Bunun, yazdığınız, yönettiğiniz, yapımcılığını yaptığınız ve oynadığınız Netflix için bildirilen isimsiz romantik komedi olduğunu varsayıyorum? Senaryo hakkında ne söyleyebilirsiniz?
Film hakkında ne söyleyebilirim? Hâlâ ilk günlerinde. Ben iyimserim, bu yüzden büyük umutlarım var. Hala çok geliştirme aşamasında. Türü seviyorum ve sinema öğrencisiyim. Bir türle neler yapabileceğimi görme fikrini seviyorum ve bu durumda “Rom-com fikrim ne olurdu?” diye düşündüm. Gerçek romantik ilişkilerden daha çok 30’lu yaşlarındaki arkadaşlıklarla ilgiliydi. Bir aşk hikayesi gerçekten 30’lu yaşlarının ortalarında olan bir arkadaş grubu hakkında olsaydı nasıl görünürdü?

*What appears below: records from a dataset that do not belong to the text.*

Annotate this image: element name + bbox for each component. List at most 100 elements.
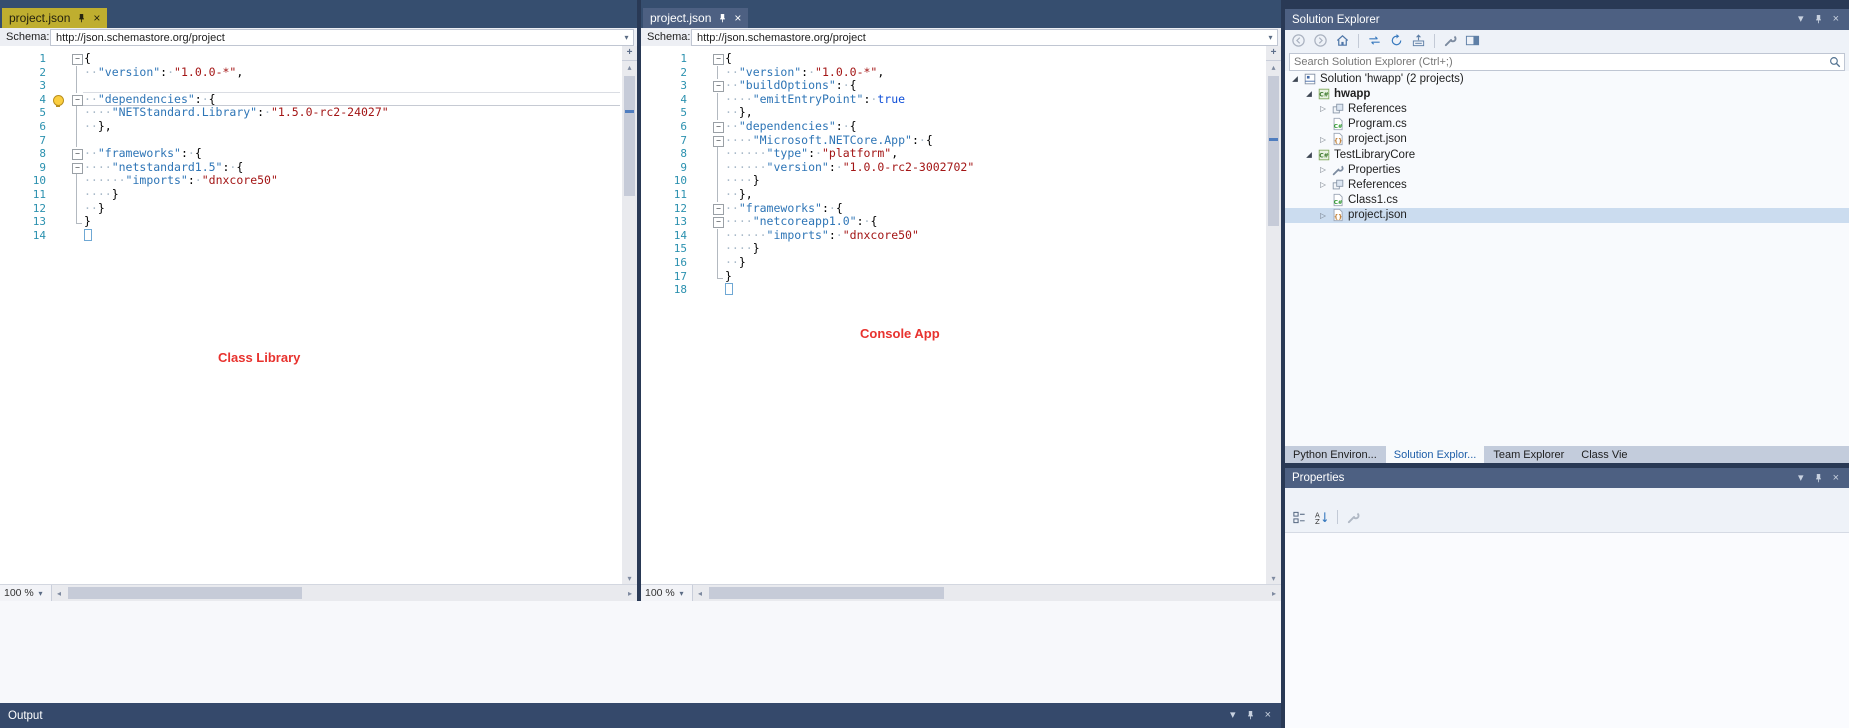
- vertical-scrollbar[interactable]: + ▴ ▾: [1266, 46, 1281, 585]
- tree-item-label: hwapp: [1334, 87, 1371, 100]
- pin-icon[interactable]: [1245, 710, 1256, 721]
- tool-tab-team-explorer[interactable]: Team Explorer: [1485, 446, 1572, 463]
- property-pages-button[interactable]: [1344, 508, 1363, 526]
- home-button[interactable]: [1333, 32, 1352, 50]
- scroll-left-icon[interactable]: ◂: [52, 589, 66, 598]
- tool-tab-class-vie[interactable]: Class Vie: [1573, 446, 1635, 463]
- tree-item-program-cs[interactable]: C# Program.cs: [1285, 117, 1849, 132]
- outlining-collapse-icon[interactable]: [72, 94, 83, 106]
- refresh-button[interactable]: [1387, 32, 1406, 50]
- document-tab-project-json[interactable]: project.json ×: [2, 8, 108, 28]
- outlining-collapse-icon[interactable]: [713, 203, 724, 215]
- preview-selected-items-button[interactable]: [1463, 32, 1482, 50]
- tree-item-project-json[interactable]: ▷ {} project.json: [1285, 207, 1849, 223]
- tree-item-references[interactable]: ▷ References: [1285, 177, 1849, 192]
- token-whitespace: ·: [808, 64, 816, 79]
- close-icon[interactable]: ×: [734, 12, 741, 24]
- tree-item-testlibrarycore[interactable]: ◢ C# TestLibraryCore: [1285, 147, 1849, 162]
- schema-combobox[interactable]: http://json.schemastore.org/project ▾: [691, 29, 1278, 46]
- line-number: 14: [32, 228, 46, 242]
- scrollbar-thumb[interactable]: [1268, 76, 1279, 226]
- outlining-collapse-icon[interactable]: [72, 162, 83, 174]
- annotation-console-app: Console App: [860, 326, 940, 341]
- horizontal-scrollbar[interactable]: [66, 585, 623, 601]
- outlining-collapse-icon[interactable]: [72, 149, 83, 161]
- schema-combobox[interactable]: http://json.schemastore.org/project ▾: [50, 29, 634, 46]
- horizontal-scrollbar[interactable]: [707, 585, 1267, 601]
- alphabetical-button[interactable]: AZ: [1312, 508, 1331, 526]
- properties-button[interactable]: [1441, 32, 1460, 50]
- expander-icon[interactable]: ◢: [1289, 74, 1301, 83]
- expander-icon[interactable]: ▷: [1317, 104, 1329, 113]
- window-menu-icon[interactable]: ▾: [1798, 14, 1804, 25]
- token-string: "1.0.0-rc2-3002702": [842, 159, 975, 174]
- expander-icon[interactable]: ▷: [1317, 165, 1329, 174]
- search-input[interactable]: Search Solution Explorer (Ctrl+;): [1289, 53, 1845, 71]
- pin-icon[interactable]: [1813, 473, 1824, 484]
- tree-item-hwapp[interactable]: ◢ C# hwapp: [1285, 86, 1849, 101]
- token-whitespace: ······: [84, 173, 126, 188]
- pin-icon[interactable]: [717, 13, 728, 24]
- token-punctuation: }: [97, 200, 105, 215]
- pin-icon[interactable]: [1813, 14, 1824, 25]
- back-button[interactable]: [1289, 32, 1308, 50]
- window-menu-icon[interactable]: ▾: [1798, 472, 1804, 484]
- vertical-scrollbar[interactable]: + ▴ ▾: [622, 46, 637, 585]
- token-whitespace: ····: [725, 132, 753, 147]
- expander-icon[interactable]: ◢: [1303, 150, 1315, 159]
- code-editor[interactable]: 1{2··"version":·"1.0.0-*",34··"dependenc…: [0, 46, 622, 585]
- tree-item-solution-hwapp-2-projects[interactable]: ◢ Solution 'hwapp' (2 projects): [1285, 71, 1849, 86]
- zoom-combobox[interactable]: 100 % ▾: [641, 585, 693, 601]
- expander-icon[interactable]: ▷: [1317, 180, 1329, 189]
- expander-icon[interactable]: ◢: [1303, 89, 1315, 98]
- tree-item-references[interactable]: ▷ References: [1285, 101, 1849, 116]
- forward-button[interactable]: [1311, 32, 1330, 50]
- token-whitespace: ·: [828, 200, 836, 215]
- scroll-right-icon[interactable]: ▸: [1267, 589, 1281, 598]
- line-number: 13: [32, 215, 46, 229]
- scroll-right-icon[interactable]: ▸: [623, 589, 637, 598]
- splitter-handle-icon[interactable]: +: [1266, 46, 1281, 61]
- code-text: ··},: [725, 187, 753, 202]
- token-whitespace: ·: [264, 105, 271, 120]
- expander-icon[interactable]: ▷: [1317, 211, 1329, 220]
- output-window-titlebar[interactable]: Output ▾ ×: [0, 703, 1281, 728]
- outlining-collapse-icon[interactable]: [713, 54, 724, 65]
- scrollbar-thumb[interactable]: [709, 587, 945, 599]
- sync-with-active-document-button[interactable]: [1365, 32, 1384, 50]
- outlining-collapse-icon[interactable]: [713, 135, 724, 147]
- scrollbar-thumb[interactable]: [68, 587, 302, 599]
- solution-explorer-titlebar[interactable]: Solution Explorer ▾ ×: [1285, 9, 1849, 30]
- tree-item-project-json[interactable]: ▷ {} project.json: [1285, 132, 1849, 147]
- scroll-up-icon[interactable]: ▴: [1266, 61, 1281, 74]
- expander-icon[interactable]: ▷: [1317, 135, 1329, 144]
- scrollbar-thumb[interactable]: [624, 76, 635, 196]
- token-punctuation: :: [821, 200, 829, 215]
- close-icon[interactable]: ×: [93, 12, 100, 24]
- window-menu-icon[interactable]: ▾: [1230, 710, 1236, 721]
- pin-icon[interactable]: [76, 13, 87, 24]
- outlining-collapse-icon[interactable]: [713, 121, 724, 133]
- document-tab-project-json[interactable]: project.json ×: [643, 8, 749, 28]
- scroll-left-icon[interactable]: ◂: [693, 589, 707, 598]
- lightbulb-icon[interactable]: [53, 94, 64, 107]
- close-icon[interactable]: ×: [1833, 472, 1839, 484]
- outlining-line: [717, 255, 718, 270]
- categorized-button[interactable]: [1290, 508, 1309, 526]
- scroll-up-icon[interactable]: ▴: [622, 61, 637, 74]
- close-icon[interactable]: ×: [1265, 710, 1271, 721]
- tool-tab-python-environ[interactable]: Python Environ...: [1285, 446, 1385, 463]
- close-icon[interactable]: ×: [1833, 14, 1839, 25]
- outlining-collapse-icon[interactable]: [713, 217, 724, 229]
- properties-titlebar[interactable]: Properties ▾ ×: [1285, 468, 1849, 488]
- collapse-all-button[interactable]: [1409, 32, 1428, 50]
- tree-item-properties[interactable]: ▷ Properties: [1285, 162, 1849, 177]
- search-icon[interactable]: [1826, 55, 1844, 69]
- outlining-collapse-icon[interactable]: [713, 81, 724, 93]
- tool-tab-solution-explor[interactable]: Solution Explor...: [1385, 446, 1485, 463]
- splitter-handle-icon[interactable]: +: [622, 46, 637, 61]
- outlining-collapse-icon[interactable]: [72, 54, 83, 65]
- code-editor[interactable]: 1{2··"version":·"1.0.0-*",3··"buildOptio…: [641, 46, 1266, 585]
- zoom-combobox[interactable]: 100 % ▾: [0, 585, 52, 601]
- tree-item-class1-cs[interactable]: C# Class1.cs: [1285, 193, 1849, 208]
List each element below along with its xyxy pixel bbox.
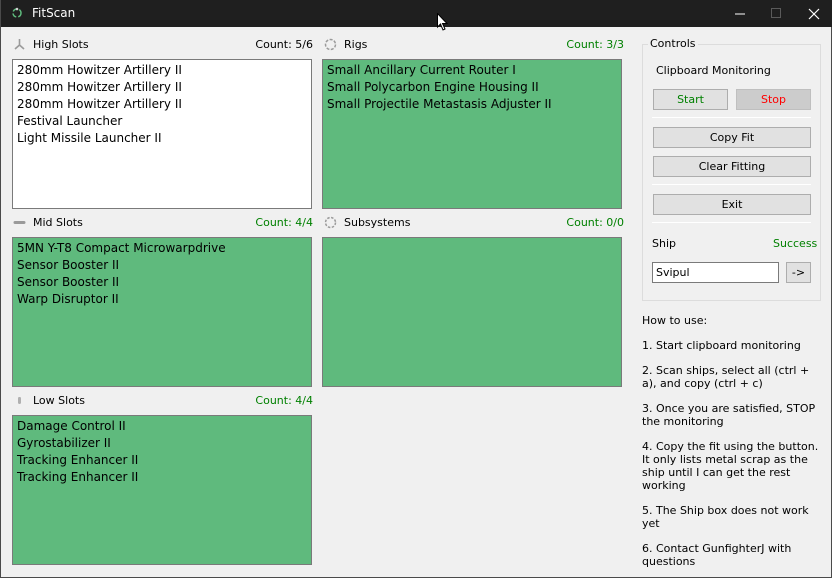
- subsystems-header: Subsystems Count: 0/0: [324, 215, 624, 231]
- subsystems-label: Subsystems: [344, 216, 411, 229]
- separator: [652, 222, 811, 223]
- list-item[interactable]: Tracking Enhancer II: [17, 469, 307, 486]
- start-button[interactable]: Start: [653, 89, 728, 110]
- exit-button[interactable]: Exit: [653, 194, 811, 215]
- app-icon: [12, 7, 22, 18]
- minimize-icon: [734, 13, 745, 15]
- controls-group-label: Controls: [648, 37, 698, 50]
- rig-icon: [324, 38, 337, 51]
- how-to-step: 3. Once you are satisfied, STOP the moni…: [642, 402, 816, 428]
- list-item[interactable]: 5MN Y-T8 Compact Microwarpdrive: [17, 240, 307, 257]
- low-slot-icon: [18, 397, 21, 404]
- high-slots-label: High Slots: [33, 38, 89, 51]
- copy-fit-button[interactable]: Copy Fit: [653, 127, 811, 148]
- list-item[interactable]: Small Ancillary Current Router I: [327, 62, 617, 79]
- list-item[interactable]: 280mm Howitzer Artillery II: [17, 96, 307, 113]
- how-to-step: 6. Contact GunfighterJ with questions: [642, 542, 792, 568]
- subsystems-count: Count: 0/0: [566, 216, 624, 229]
- close-icon: [808, 8, 820, 19]
- rigs-count: Count: 3/3: [566, 38, 624, 51]
- rigs-header: Rigs Count: 3/3: [324, 37, 624, 53]
- high-slots-list[interactable]: 280mm Howitzer Artillery II 280mm Howitz…: [12, 59, 312, 209]
- subsystems-list[interactable]: [322, 237, 622, 387]
- list-item[interactable]: Warp Disruptor II: [17, 291, 307, 308]
- how-to-step: 4. Copy the fit using the button. It onl…: [642, 440, 819, 492]
- stop-button[interactable]: Stop: [736, 89, 811, 110]
- fitscan-window: FitScan High Slots Count: 5/6 280mm Howi…: [0, 0, 832, 578]
- ship-go-button[interactable]: ->: [786, 262, 811, 283]
- list-item[interactable]: Sensor Booster II: [17, 274, 307, 291]
- mid-slots-header: Mid Slots Count: 4/4: [13, 215, 313, 231]
- mid-slots-label: Mid Slots: [33, 216, 83, 229]
- low-slots-list[interactable]: Damage Control II Gyrostabilizer II Trac…: [12, 415, 312, 565]
- how-to-step: 5. The Ship box does not work yet: [642, 504, 809, 530]
- list-item[interactable]: Sensor Booster II: [17, 257, 307, 274]
- low-slots-label: Low Slots: [33, 394, 85, 407]
- mouse-cursor-icon: [437, 13, 449, 31]
- mid-slots-list[interactable]: 5MN Y-T8 Compact Microwarpdrive Sensor B…: [12, 237, 312, 387]
- clear-fitting-button[interactable]: Clear Fitting: [653, 156, 811, 177]
- how-to-use-panel: How to use: 1. Start clipboard monitorin…: [642, 314, 822, 578]
- high-slot-icon: [14, 39, 25, 50]
- clipboard-monitoring-label: Clipboard Monitoring: [656, 64, 771, 77]
- separator: [652, 184, 811, 185]
- close-button[interactable]: [791, 0, 832, 27]
- maximize-icon: [770, 8, 781, 18]
- list-item[interactable]: Light Missile Launcher II: [17, 130, 307, 147]
- ship-status: Success: [773, 237, 818, 250]
- list-item[interactable]: Tracking Enhancer II: [17, 452, 307, 469]
- how-to-step: 2. Scan ships, select all (ctrl + a), an…: [642, 364, 810, 390]
- window-title: FitScan: [32, 6, 76, 20]
- separator: [652, 117, 811, 118]
- high-slots-header: High Slots Count: 5/6: [13, 37, 313, 53]
- ship-label: Ship: [652, 237, 676, 250]
- low-slots-count: Count: 4/4: [255, 394, 313, 407]
- low-slots-header: Low Slots Count: 4/4: [13, 393, 313, 409]
- rigs-list[interactable]: Small Ancillary Current Router I Small P…: [322, 59, 622, 209]
- list-item[interactable]: Festival Launcher: [17, 113, 307, 130]
- list-item[interactable]: Small Polycarbon Engine Housing II: [327, 79, 617, 96]
- how-to-step: 1. Start clipboard monitoring: [642, 339, 801, 352]
- list-item[interactable]: Damage Control II: [17, 418, 307, 435]
- how-to-use-title: How to use:: [642, 314, 708, 327]
- list-item[interactable]: Gyrostabilizer II: [17, 435, 307, 452]
- subsystem-icon: [324, 216, 337, 229]
- mid-slot-icon: [13, 221, 26, 224]
- list-item[interactable]: 280mm Howitzer Artillery II: [17, 79, 307, 96]
- rigs-label: Rigs: [344, 38, 368, 51]
- list-item[interactable]: Small Projectile Metastasis Adjuster II: [327, 96, 617, 113]
- ship-input[interactable]: Svipul: [652, 262, 779, 283]
- list-item[interactable]: 280mm Howitzer Artillery II: [17, 62, 307, 79]
- mid-slots-count: Count: 4/4: [255, 216, 313, 229]
- high-slots-count: Count: 5/6: [255, 38, 313, 51]
- title-bar[interactable]: FitScan: [1, 0, 832, 27]
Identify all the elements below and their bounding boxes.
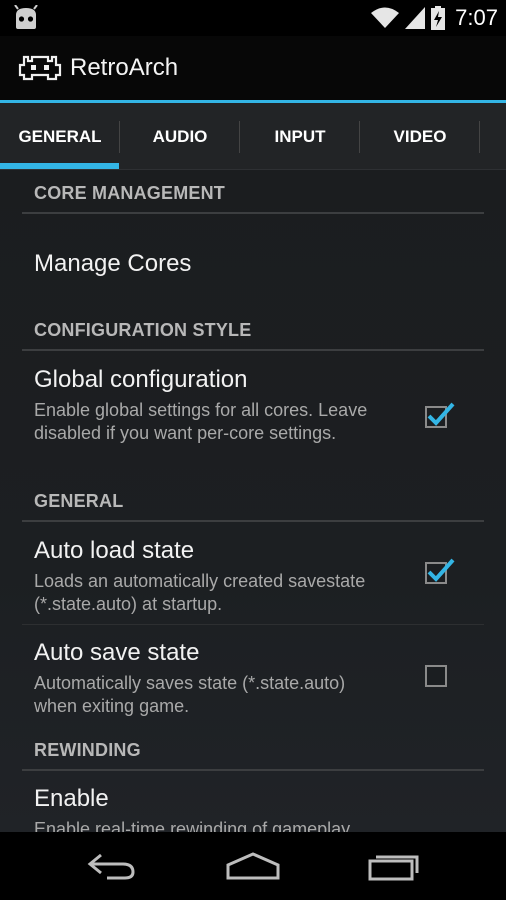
global-configuration-checkbox[interactable] [425,402,455,428]
section-header-general: GENERAL [34,491,124,511]
app-title: RetroArch [70,54,179,81]
check-icon [427,558,455,582]
battery-icon [431,6,446,30]
tab-bar: GENERAL AUDIO INPUT VIDEO [0,103,506,170]
auto-save-state-checkbox[interactable] [425,665,447,687]
recent-apps-icon [368,855,419,881]
home-button[interactable] [213,842,293,890]
pref-title: Global configuration [34,366,248,393]
back-icon [87,853,135,880]
back-button[interactable] [72,842,152,890]
tab-input[interactable]: INPUT [240,103,360,170]
settings-list[interactable]: CORE MANAGEMENT Manage Cores CONFIGURATI… [0,170,506,832]
section-header-rewinding: REWINDING [34,740,141,760]
tab-selected-indicator [0,163,119,169]
signal-icon [405,7,426,29]
pref-summary: Enable global settings for all cores. Le… [34,400,368,443]
pref-summary: Loads an automatically created savestate… [34,571,366,614]
android-notification-icon [14,5,38,29]
pref-title: Auto load state [34,537,195,564]
tab-general[interactable]: GENERAL [0,103,120,170]
status-bar: 7:07 [0,0,506,36]
pref-summary: Automatically saves state (*.state.auto)… [34,673,346,716]
pref-auto-save-state[interactable]: Auto save state Automatically saves stat… [0,625,506,725]
pref-title: Enable [34,785,109,812]
wifi-icon [371,7,400,28]
action-bar: RetroArch [0,36,506,100]
navigation-bar [0,832,506,900]
pref-rewind-enable[interactable]: Enable Enable real-time rewinding of gam… [0,771,506,832]
section-header-configuration-style: CONFIGURATION STYLE [34,320,252,340]
retroarch-logo-icon [18,55,62,81]
section-header-core-management: CORE MANAGEMENT [34,183,225,203]
tab-video[interactable]: VIDEO [360,103,480,170]
tab-divider [479,121,480,153]
pref-manage-cores[interactable]: Manage Cores [0,214,506,310]
pref-summary: Enable real-time rewinding of gameplay. [34,819,354,832]
pref-title: Manage Cores [34,250,192,277]
pref-title: Auto save state [34,639,200,666]
status-time: 7:07 [455,5,498,30]
pref-global-configuration[interactable]: Global configuration Enable global setti… [0,351,506,481]
check-icon [427,402,455,426]
home-icon [226,852,280,880]
tab-audio[interactable]: AUDIO [120,103,240,170]
pref-auto-load-state[interactable]: Auto load state Loads an automatically c… [0,522,506,624]
auto-load-state-checkbox[interactable] [425,558,455,584]
recent-apps-button[interactable] [354,842,434,890]
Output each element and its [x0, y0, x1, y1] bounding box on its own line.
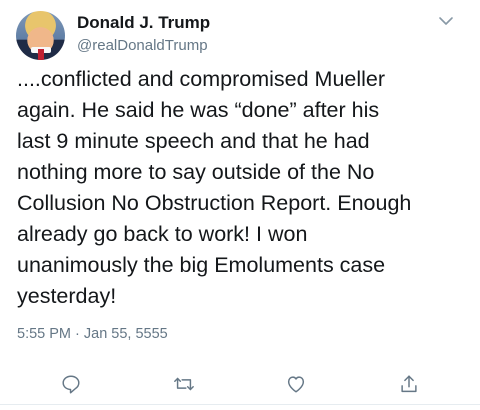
reply-icon	[62, 375, 80, 394]
reply-button[interactable]	[57, 370, 85, 398]
tweet-text-line: yesterday!	[17, 284, 117, 308]
tweet-text: ....conflicted and compromised Mueller a…	[17, 64, 472, 312]
avatar[interactable]	[16, 11, 65, 60]
user-handle[interactable]: @realDonaldTrump	[77, 37, 208, 54]
tweet-text-line: already go back to work! I won	[17, 222, 308, 246]
tweet-text-line: again. He said he was “done” after his	[17, 98, 380, 122]
tweet-text-line: ....conflicted and compromised Mueller	[17, 67, 386, 91]
share-icon	[401, 375, 417, 393]
retweet-button[interactable]	[170, 370, 198, 398]
action-bar	[0, 370, 480, 400]
tweet-text-line: unanimously the big Emoluments case	[17, 253, 386, 277]
tweet-card: Donald J. Trump @realDonaldTrump ....con…	[0, 0, 480, 410]
tweet-text-line: Collusion No Obstruction Report. Enough	[17, 191, 412, 215]
tweet-text-line: nothing more to say outside of the No	[17, 160, 375, 184]
like-button[interactable]	[282, 370, 310, 398]
chevron-down-icon[interactable]	[437, 14, 455, 28]
timestamp[interactable]: 5:55 PM · Jan 55, 5555	[17, 326, 168, 342]
bottom-divider	[0, 404, 480, 405]
like-icon	[287, 376, 305, 393]
share-button[interactable]	[395, 370, 423, 398]
tweet-text-line: last 9 minute speech and that he had	[17, 129, 370, 153]
retweet-icon	[174, 377, 194, 391]
avatar-tie	[38, 49, 44, 60]
display-name[interactable]: Donald J. Trump	[77, 13, 210, 33]
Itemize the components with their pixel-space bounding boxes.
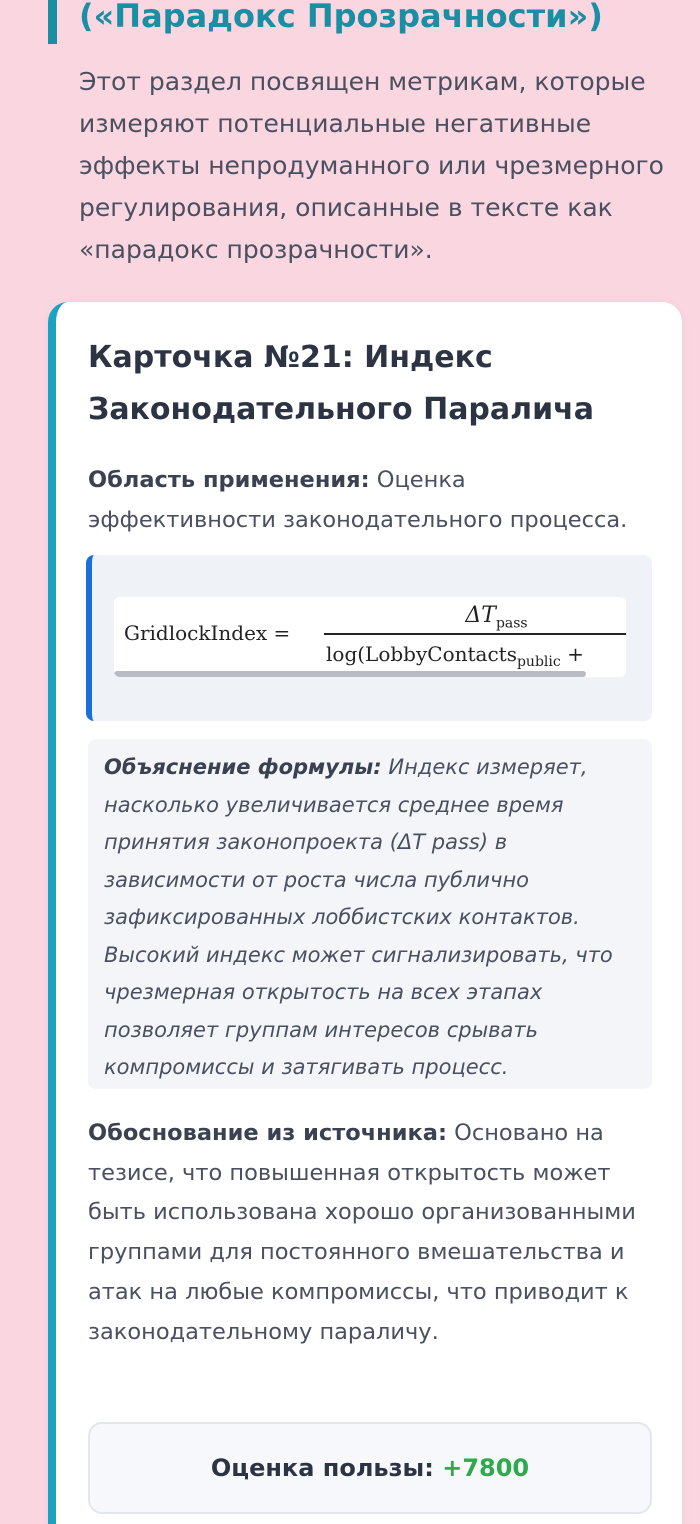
- formula-denominator-sub: public: [516, 654, 561, 670]
- section-intro: Этот раздел посвящен метрикам, которые и…: [79, 67, 664, 264]
- formula-explanation: Объяснение формулы: Индекс измеряет, нас…: [88, 739, 652, 1089]
- formula-box: GridlockIndex = ΔTpass log(LobbyContacts…: [86, 555, 652, 721]
- explain-label: Объяснение формулы:: [104, 755, 382, 779]
- formula-lhs: GridlockIndex =: [124, 621, 291, 645]
- basis-text: Основано на тезисе, что повышенная откры…: [88, 1120, 636, 1345]
- formula-numerator-sub: pass: [495, 615, 528, 632]
- formula-fraction: ΔTpass log(LobbyContactspublic +: [324, 599, 626, 677]
- score-label: Оценка пользы:: [210, 1454, 434, 1482]
- formula-scroll-area[interactable]: GridlockIndex = ΔTpass log(LobbyContacts…: [114, 597, 626, 677]
- basis-label: Обоснование из источника:: [88, 1120, 447, 1146]
- source-basis: Обоснование из источника: Основано на те…: [88, 1114, 648, 1352]
- section-header: («Парадокс Прозрачности»): [48, 0, 688, 44]
- scope-label: Область применения:: [88, 467, 370, 493]
- score-value: +7800: [442, 1454, 530, 1482]
- formula-scrollbar[interactable]: [114, 671, 586, 677]
- formula-numerator: ΔTpass: [465, 603, 528, 632]
- explain-text: Индекс измеряет, насколько увеличивается…: [104, 755, 613, 1079]
- scope-paragraph: Область применения: Оценка эффективности…: [88, 460, 658, 540]
- card-title: Карточка №21: Индекс Законодательного Па…: [88, 340, 594, 427]
- metric-card: Карточка №21: Индекс Законодательного Па…: [48, 302, 682, 1524]
- page: («Парадокс Прозрачности») Этот раздел по…: [0, 0, 700, 1524]
- score-box: Оценка пользы: +7800: [88, 1422, 652, 1514]
- section-title: («Парадокс Прозрачности»): [79, 0, 603, 35]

Yaşla ve bu insanlarla geçirdiğiniz zamanla gelen netlik.
Bazen hayatımızda insanlar olur, onlarca yıllık dostluklarımız olur ama onlar hakkında çok az şey biliyoruz çünkü bu ilişkilerin yakınlığı ve mahremiyeti o kadar rahat ki büyük soruları sormuyoruz ya da onları araştırmıyoruz. ilk kez tanıştığınız zaman istekli hissedebilirsiniz. Filmde belli ki romantizm var, ama aslında bu, arkadaşlıkla ilgili bir aşk hikayesi.
Bu hikayenin bir versiyonu ilk olarak dergisinin 8 Haziran sayısında yayınlandı. Hollywood Muhabiri dergi. Abone olmak için buraya tıklayın.